Anyone Here Been Raped and Speaks English?: A Foreign Correspondent's Life Behind the Lines
- Author: Edward Behr
- Language: English
- Genre: Memoir
- Publisher: Viking Press
- Publication date: 1978
- Publication place: United States
- Media type: Print
- Pages: 316
- ISBN: 0241105293

= Anyone Here Been Raped and Speaks English? =

1978 memoir by Edward Behr

Anyone Here Been Raped and Speaks English?: A Foreign Correspondent's Life Behind the Lines is a 1978 memoir by the British journalist and war correspondent Edward Behr.

== History ==
The titular quote is attributed to a television reporter for the BBC who shouted those words out to a group of Belgian nuns who had been airlifted from Stanleyville during the Congo Crisis in 1964.
The anecdote is often cited as an example of the callousness of journalists pursuing a story and has been described as "the gold standard of journalistic insensitivity". The black humour and the shocking title of the book highlights journalists' interest in stories of victims and survivors of violence that carry emotional weight and exemplifies the intrusive and insensitive questions sometimes asked to the subjects of a story to grab the attention and morbid curiosity of their readers and viewers. The line has been widely used in discussions of ethics and journalism and to highlight the underreporting or erasure of events from international media coverage and discourse unless they can be expressed in the English language. The book covers Behr's experiences covering conflict in Asia and Africa in the 1960s and 1970s and as part of a group of journalists he called the Maghreb Circus.

==Release and reception==
The book was published by Viking Press, New York in 1978 and by Hamish Hamilton in London.
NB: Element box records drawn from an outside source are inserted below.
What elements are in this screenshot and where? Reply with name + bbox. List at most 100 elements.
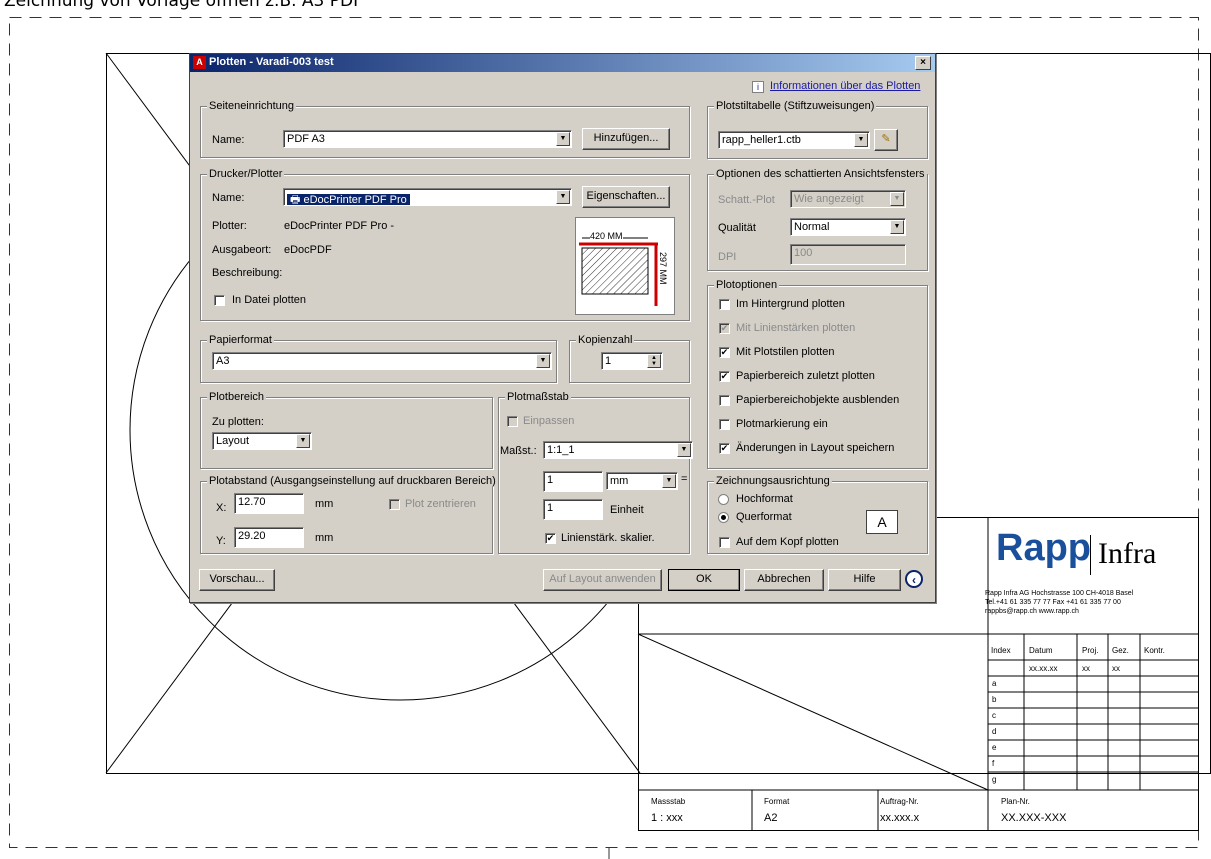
plot-option-checkbox[interactable]: ✔	[719, 371, 730, 382]
plot-style-table-value: rapp_heller1.ctb	[722, 134, 801, 146]
plot-to-file-checkbox[interactable]	[214, 295, 225, 306]
center-plot-label: Plot zentrieren	[405, 498, 476, 510]
dpi-input[interactable]: 100	[790, 244, 906, 265]
plot-option-checkbox[interactable]	[719, 419, 730, 430]
center-plot-checkbox[interactable]	[389, 499, 400, 510]
preview-button[interactable]: Vorschau...	[199, 569, 275, 591]
paper-format-group-label: Papierformat	[207, 334, 274, 346]
copies-spinner[interactable]: 1 ▲ ▼	[601, 352, 663, 370]
rev-index-d: d	[992, 727, 997, 736]
collapse-more-options-icon[interactable]: ‹	[905, 570, 923, 588]
auftrag-label: Auftrag-Nr.	[880, 797, 919, 806]
edit-style-table-icon[interactable]: ✎	[874, 129, 898, 151]
scale-units-select[interactable]: mm ▼	[606, 472, 678, 490]
paper-format-select[interactable]: A3 ▼	[212, 352, 552, 370]
rev-gez-value: xx	[1112, 664, 1120, 673]
apply-to-layout-button[interactable]: Auf Layout anwenden	[543, 569, 662, 591]
plan-label: Plan-Nr.	[1001, 797, 1030, 806]
landscape-radio[interactable]	[718, 512, 729, 523]
plot-what-select[interactable]: Layout ▼	[212, 432, 312, 450]
close-button[interactable]: ×	[915, 56, 931, 70]
plotter-label: Plotter:	[212, 220, 247, 232]
shade-plot-value: Wie angezeigt	[794, 193, 864, 205]
description-label: Beschreibung:	[212, 267, 283, 279]
plot-option-label: Papierbereichobjekte ausblenden	[736, 394, 900, 406]
page-setup-group-label: Seiteneinrichtung	[207, 100, 297, 112]
address-line-2: Tel.+41 61 335 77 77 Fax +41 61 335 77 0…	[985, 599, 1121, 606]
output-value: eDocPDF	[284, 244, 332, 256]
copies-value: 1	[605, 355, 612, 367]
upside-down-checkbox[interactable]	[719, 537, 730, 548]
plot-option-label: Im Hintergrund plotten	[736, 298, 845, 310]
rev-index-f: f	[992, 759, 995, 768]
dpi-value: 100	[794, 247, 813, 259]
rev-index-c: c	[992, 711, 996, 720]
plotter-value: eDocPrinter PDF Pro -	[284, 220, 395, 232]
dialog-titlebar[interactable]: A Plotten - Varadi-003 test ×	[190, 54, 935, 72]
printer-properties-button[interactable]: Eigenschaften...	[582, 186, 670, 208]
ok-button[interactable]: OK	[668, 569, 740, 591]
plot-style-table-select[interactable]: rapp_heller1.ctb ▼	[718, 131, 870, 149]
quality-select[interactable]: Normal ▼	[790, 218, 906, 236]
offset-x-input[interactable]: 12.70	[234, 493, 304, 514]
massstab-label: Massstab	[651, 797, 686, 806]
fit-to-paper-checkbox[interactable]	[507, 416, 518, 427]
chevron-down-icon[interactable]: ▼	[536, 354, 550, 368]
plot-option-checkbox[interactable]: ✔	[719, 347, 730, 358]
plot-options-group-label: Plotoptionen	[714, 279, 780, 291]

The American publisher forced Behr to change the title to Bearings: A Foreign Correspondent's Life Behind the Lines, which led to a decrease in sales. Behr reverted to the original title in subsequent editions, which again saw brisk sales. It has been described by multiple reviewers as one of the best books on journalism.

== In popular culture ==
Christopher Hitchens in his memoir described the motto of the foreign correspondent's desk at the Daily Express newspaper as being "Anyone here been raped and speaks English?".